Tuesday, March 18, 2014

The Best/Worst Thing about My Book

                     The Best and Worst Thing of The Two Towers


     The best and the worst thing about The Two Towers is the descriptive writing. The descriptive writing is beyond astonishing, "There they saw a little glittering fountain. They walked along the brim of the great bowl at the feet of the evergreens-it was pleasant to feel the cool grass about their toes again. They drank a little, a clean, cold, sharp draught, and sat down on the mossy stone, watching the patches of the sun on the grass and the shadows of the sailing clouds passing over the floor of a dingle." (108) This is great imagery and I just opened a random page and found it, I'm actually on 224. This imagery easily takes up 80% of the book which is a literary reader's dream but not necessarily mine. I enjoy action and plots which The Lord of the Rings series has a lot of potential for. This book does have action and scenes with great description and tension but I want more of it. Most of the time Tolkien is just describing the breath-taking world around them as they walk along their journey which is fine but I want more conflict and action included. I know this would make the book already larger than the immense size it already is but I would not care.

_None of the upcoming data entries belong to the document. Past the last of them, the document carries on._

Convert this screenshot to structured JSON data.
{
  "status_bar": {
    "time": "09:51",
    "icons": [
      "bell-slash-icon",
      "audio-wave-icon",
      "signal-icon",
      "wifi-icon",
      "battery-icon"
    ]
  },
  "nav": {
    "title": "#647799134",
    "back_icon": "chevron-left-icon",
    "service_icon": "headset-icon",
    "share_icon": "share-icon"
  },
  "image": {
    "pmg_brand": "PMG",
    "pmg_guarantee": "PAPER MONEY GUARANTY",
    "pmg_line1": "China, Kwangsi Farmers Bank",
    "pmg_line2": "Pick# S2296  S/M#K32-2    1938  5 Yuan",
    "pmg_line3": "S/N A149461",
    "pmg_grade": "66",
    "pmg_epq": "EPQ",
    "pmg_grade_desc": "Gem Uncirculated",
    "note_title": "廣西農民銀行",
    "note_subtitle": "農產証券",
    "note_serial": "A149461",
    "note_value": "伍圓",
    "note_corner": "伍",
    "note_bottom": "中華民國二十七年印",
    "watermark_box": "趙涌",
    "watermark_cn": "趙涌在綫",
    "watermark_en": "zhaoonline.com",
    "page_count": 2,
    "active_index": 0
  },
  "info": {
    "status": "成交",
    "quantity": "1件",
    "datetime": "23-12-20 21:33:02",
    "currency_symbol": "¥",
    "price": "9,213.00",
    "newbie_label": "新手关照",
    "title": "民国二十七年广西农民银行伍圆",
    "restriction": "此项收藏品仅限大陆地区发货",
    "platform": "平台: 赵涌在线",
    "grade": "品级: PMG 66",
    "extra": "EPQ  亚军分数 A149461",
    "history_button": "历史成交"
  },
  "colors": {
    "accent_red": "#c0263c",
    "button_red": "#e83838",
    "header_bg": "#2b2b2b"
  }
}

     Tolkien created a world that is similar to Earth in a medieval  and magical kind of way. Tolkien really captures the world around the characters but as I said a little too well. A book is not only written by the author but also as the reader. As they say, "Nobody reads the same book." It's a partnership among the author and reader, Tolkien eliminates a lot of that with all the description, I am not reading a book but rather being told a story. I would prefer to read a book than be told a story. The imagination is mostly destroyed in the book. I am definitely not trying to say to get rid of the description, maybe just limit it in some places and concentrate it in some other spots. With all the negative connotations out of the way now I can talk about the good things the description does in the book. The description of the characters is just amazing, "These deep eyes were now surveying them, slow and solemn, but very penetrating. They were brown, shot with green light." This is a great quote of the character Treebeard who is an Ent or a tree herder. Tolkien made the director's job very easy with all of his description and characters, the director had very little work to do.

     In conclusion I want to say that The Two Towers is a great book for literary readers and people who enjoy epic fantasy genre, just becareful with all of the description.